16 December 2016
The Acorn Atom was an microcomputer produced by Acorn Computers in the early 1980s. It was my first computer and, as was common in the day, I got to know it in a lot of detail. Since then, I've owned many computers, but have become more and more distanced from the details of the machine.
Around 2000, I thought that writing an emulation of my Atom could be an interesting little project. I started an Object-based C implementation using ncurses for the display. Since then the program has evolved and been rewritten many times.

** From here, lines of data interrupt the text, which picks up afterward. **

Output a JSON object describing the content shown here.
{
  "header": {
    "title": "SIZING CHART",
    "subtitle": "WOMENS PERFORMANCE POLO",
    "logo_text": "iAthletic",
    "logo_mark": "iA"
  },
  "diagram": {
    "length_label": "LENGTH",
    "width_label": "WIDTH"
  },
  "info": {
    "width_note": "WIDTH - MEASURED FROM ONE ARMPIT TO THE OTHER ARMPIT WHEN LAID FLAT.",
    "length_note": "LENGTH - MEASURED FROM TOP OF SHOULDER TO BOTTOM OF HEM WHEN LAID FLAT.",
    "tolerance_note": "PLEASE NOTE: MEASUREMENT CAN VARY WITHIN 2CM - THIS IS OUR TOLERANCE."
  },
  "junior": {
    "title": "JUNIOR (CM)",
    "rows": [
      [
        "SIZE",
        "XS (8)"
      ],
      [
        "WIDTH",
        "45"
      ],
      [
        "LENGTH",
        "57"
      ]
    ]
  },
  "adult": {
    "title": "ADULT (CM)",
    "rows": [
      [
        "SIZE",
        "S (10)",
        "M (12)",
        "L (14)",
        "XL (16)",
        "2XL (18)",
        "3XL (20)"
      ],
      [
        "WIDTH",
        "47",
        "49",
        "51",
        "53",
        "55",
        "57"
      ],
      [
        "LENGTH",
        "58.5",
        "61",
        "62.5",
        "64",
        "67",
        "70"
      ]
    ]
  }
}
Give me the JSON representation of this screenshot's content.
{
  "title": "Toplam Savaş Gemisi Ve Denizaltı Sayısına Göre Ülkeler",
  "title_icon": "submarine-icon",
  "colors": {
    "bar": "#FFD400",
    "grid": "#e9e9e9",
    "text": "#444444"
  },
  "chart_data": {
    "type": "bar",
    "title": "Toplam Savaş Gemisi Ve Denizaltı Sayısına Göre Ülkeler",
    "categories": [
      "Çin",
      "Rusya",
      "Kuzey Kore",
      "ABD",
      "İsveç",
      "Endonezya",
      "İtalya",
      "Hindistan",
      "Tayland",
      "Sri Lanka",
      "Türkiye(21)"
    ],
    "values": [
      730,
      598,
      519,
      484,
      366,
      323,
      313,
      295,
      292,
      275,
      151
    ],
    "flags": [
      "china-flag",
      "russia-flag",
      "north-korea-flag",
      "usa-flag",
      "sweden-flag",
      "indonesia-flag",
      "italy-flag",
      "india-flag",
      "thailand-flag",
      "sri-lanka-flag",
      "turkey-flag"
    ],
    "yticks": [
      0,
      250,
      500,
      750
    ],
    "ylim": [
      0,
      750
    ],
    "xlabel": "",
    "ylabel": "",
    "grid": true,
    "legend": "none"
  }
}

It now makes use of the following:
- git for version control;
- UMLet for the UML design diagrams;
- SCons for the build system;
- C++ and the Standard Template Libraries;
- Log4cxx for the extensive logging facilities;
- Gnome Glibmm libraries mostly for the UTF-8 string type;
- SDL v2 for the event loop, graphics output and keypress inputs;
- libxml++ to parse the XML configuration files;
- RelaxNG to define (compact) schemas for the XML configuration files;
- Trang to convert
the compact schema to the XML schema files;
- I tried using Jing to validate the schemas, but it sometimes passed and sometimes failed.
- Robot Framework to provide an acceptance test framework;
- Python for ad hoc utilities;
- Various ROM files that I've scoured the Web for.
Indeed, in many ways the project has evolved in to tool that I've used to explore various libraries since the emulator itself was largely complete many years ago.
The emulator is highly configurable, does all the monochrome graphics modes, can take keyboard input from standard-in and send screen output to standard-out, and has a Tape simulation. It is still a Work-In-Progress but I thought I'd publish and be damned.